Witty, cutting, fiercely intelligent, and brilliantly bold, I Hate Suzie is one of the best shows of the year.
The fact that Lucy Prebble’s I Hate Suzie had difficulty being picked up by broadcasters says a lot of uncomfortable things about our entertainment culture. One has to hope that viewers don’t similarly dismiss the show, a comedy-drama about a former child star whose career in her thirties is derailed by her phone being hacked and nude photos of her being leaked online, as some kind of clichéd and rote attempt at filling the perceived “stories about women, by women” quota. It’s so much more than that – on the contrary, it’s one of the very best shows of the year.

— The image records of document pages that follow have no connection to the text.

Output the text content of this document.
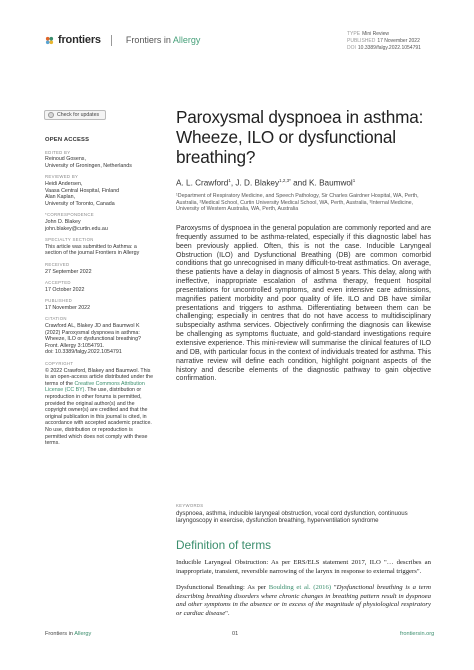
frontiers	Frontiers in Allergy
TYPE Mini Review
PUBLISHED 17 November 2022
DOI 10.3389/falgy.2022.1054791
Check for updates
OPEN ACCESS
EDITED BY
Reinoud Gosens,
University of Groningen, Netherlands
REVIEWED BY
Heidi Andersen,
Vaasa Central Hospital, Finland
Alan Kaplan,
University of Toronto, Canada
*CORRESPONDENCE
John D. Blakey
john.blakey@curtin.edu.au
SPECIALTY SECTION
This article was submitted to Asthma: a section of the journal Frontiers in Allergy
RECEIVED
27 September 2022
ACCEPTED
17 October 2022
PUBLISHED
17 November 2022
CITATION
Crawford AL, Blakey JD and Baumwol K (2022) Paroxysmal dyspnoea in asthma: Wheeze, ILO or dysfunctional breathing?
Front. Allergy 3:1054791.
doi: 10.3389/falgy.2022.1054791
COPYRIGHT
© 2022 Crawford, Blakey and Baumwol. This is an open-access article distributed under the terms of the Creative Commons Attribution License (CC BY). The use, distribution or reproduction in other forums is permitted, provided the original author(s) and the copyright owner(s) are credited and that the original publication in this journal is cited, in accordance with accepted academic practice. No use, distribution or reproduction is permitted which does not comply with these terms.
Paroxysmal dyspnoea in asthma: Wheeze, ILO or dysfunctional breathing?
A. L. Crawford$^1$, J. D. Blakey$^{1,2,3*}$ and K. Baumwol$^1$
¹Department of Respiratory Medicine, and Speech Pathology, Sir Charles Gairdner Hospital, WA, Perth, Australia, ²Medical School, Curtin University Medical School, WA, Perth, Australia, ³Internal Medicine, University of Western Australia, WA, Perth, Australia
Paroxysms of dyspnoea in the general population are commonly reported and are frequently assumed to be asthma-related, especially if this diagnostic label has been previously applied. Often, this is not the case. Inducible Laryngeal Obstruction (ILO) and Dysfunctional Breathing (DB) are common comorbid conditions that go unrecognised in many difficult-to-treat asthmatics. On average, these patients have a delay in diagnosis of almost 5 years. This delay, along with ineffective, inappropriate escalation of asthma therapy, frequent hospital presentations for uncontrolled symptoms, and even intensive care admissions, magnifies patient morbidity and poor quality of life. ILO and DB have similar presentations and triggers to asthma. Differentiating between them can be challenging; especially in centres that do not have access to multidisciplinary subspecialty asthma services. Objectively confirming the diagnosis can likewise be challenging as symptoms fluctuate, and gold-standard investigations require extensive experience. This mini-review will summarise the clinical features of ILO and DB, with particular focus in the context of individuals treated for asthma. This narrative review will define each condition, highlight poignant aspects of the history and describe elements of the diagnostic pathway to gain objective confirmation.
KEYWORDS
dyspnoea, asthma, inducible laryngeal obstruction, vocal cord dysfunction, continuous laryngoscopy in exercise, dysfunction breathing, hyperventilation syndrome
Definition of terms
Inducible Laryngeal Obstruction: As per ERS/ELS statement 2017, ILO "… describes an inappropriate, transient, reversible narrowing of the larynx in response to external triggers".
Dysfunctional Breathing: As per Boulding et al. (2016) "Dysfunctional breathing is a term describing breathing disorders where chronic changes in breathing pattern result in dyspnoea and other symptoms in the absence or in excess of the magnitude of physiological respiratory or cardiac disease".
Frontiers in Allergy	01	frontiersin.org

Between this and the inferior Little Birds, Sky Atlantic, where I Hate Suzie ended up, is becoming something of a coveted space for female-led stories. And why not? This one is excellently funny, but also sharply incisive (it comes from the writer of HBO’s Succession, after all), taking perfect aim at celebrity culture and the media establishment, and featuring a performance from Billie Piper as the titular Suzie Pickles that dances along a fine line between boundlessly charismatic and devastatingly self-indulgent. Even that, though, is a cutting critique of how fame stoops those forced to shoulder its upsides – especially as children.

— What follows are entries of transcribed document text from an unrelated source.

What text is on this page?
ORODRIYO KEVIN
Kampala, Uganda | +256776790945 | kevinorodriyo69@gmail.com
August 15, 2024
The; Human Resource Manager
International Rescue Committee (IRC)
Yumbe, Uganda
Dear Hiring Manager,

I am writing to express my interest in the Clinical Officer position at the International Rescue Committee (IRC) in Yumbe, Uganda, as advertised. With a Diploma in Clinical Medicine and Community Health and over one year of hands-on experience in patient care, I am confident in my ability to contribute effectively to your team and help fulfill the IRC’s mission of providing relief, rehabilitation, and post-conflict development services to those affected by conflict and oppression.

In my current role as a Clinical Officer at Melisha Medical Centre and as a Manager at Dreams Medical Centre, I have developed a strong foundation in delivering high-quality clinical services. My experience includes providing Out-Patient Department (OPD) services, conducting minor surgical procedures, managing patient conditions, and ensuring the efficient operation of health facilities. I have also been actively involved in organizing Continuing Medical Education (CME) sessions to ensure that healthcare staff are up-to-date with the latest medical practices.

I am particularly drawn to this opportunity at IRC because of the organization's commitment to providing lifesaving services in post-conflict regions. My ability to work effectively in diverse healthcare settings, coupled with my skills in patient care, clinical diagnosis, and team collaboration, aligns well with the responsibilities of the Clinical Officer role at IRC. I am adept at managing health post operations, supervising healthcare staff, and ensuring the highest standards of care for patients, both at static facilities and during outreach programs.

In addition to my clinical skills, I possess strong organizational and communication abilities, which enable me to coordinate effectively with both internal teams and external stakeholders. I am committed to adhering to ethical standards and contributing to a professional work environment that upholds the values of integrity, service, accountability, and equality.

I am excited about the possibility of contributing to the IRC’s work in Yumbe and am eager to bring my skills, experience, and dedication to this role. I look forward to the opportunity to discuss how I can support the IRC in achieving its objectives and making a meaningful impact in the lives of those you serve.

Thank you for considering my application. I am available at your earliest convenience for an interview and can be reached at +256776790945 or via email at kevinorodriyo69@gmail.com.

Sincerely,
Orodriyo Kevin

A case of arrested development and poor impulse control, then, is only to be expected from Suzie, who is finally looking at a career resurgence two decades after her childhood success but is confronted with the nude leak only moments after being cast as a Disney princess. The first episode is a maelstrom of escalating paranoia and despair that rests halfway between an outright comedy – including explosive diarrhea – and a surrealist horror, before building to a striking musical soliloquy, proving that I Hate Suzie has little interest in convention. Suzie’s manager and bestie Naomi (Leila Farzad) has some real zingers, especially those aimed in the direction of Suzie’s husband, Cob (Daniel Ings), whose increasing understanding of what’s happening parallels Suzie’s determined – and ultimately fruitless – attempts at keeping it under wraps; for reasons that extend beyond just a violation of her personal privacy.
To some extent, Billie Piper is playing herself here, though admittedly in a stylized and played-up popular culture that makes a mockery of the idea of celebrity but hones right in on its consequences, especially how they manifest for women. That claustrophobic opener and the many times it focuses on Suzie in close-up as she frantically watches the eyes of her guests dart from their phones to her and back again is a masterful summarization of how quickly and completely the internet and a 24-hour news cycle can disseminate a person’s private life – and how readily the general public will judge them for daring to have parts of their life that aren’t for public consumption.
By violating the conventions of genre and constantly hurtling off in new, unexpected directions, I Hate Suzie is making its story of violated consent an exercise in a different kind of trust; are we, as an audience, willing to let Prebble and Piper take us somewhere challenging and creative? We should be, and I hope enough of us are that whatever Prebble does next has no problems finding a home.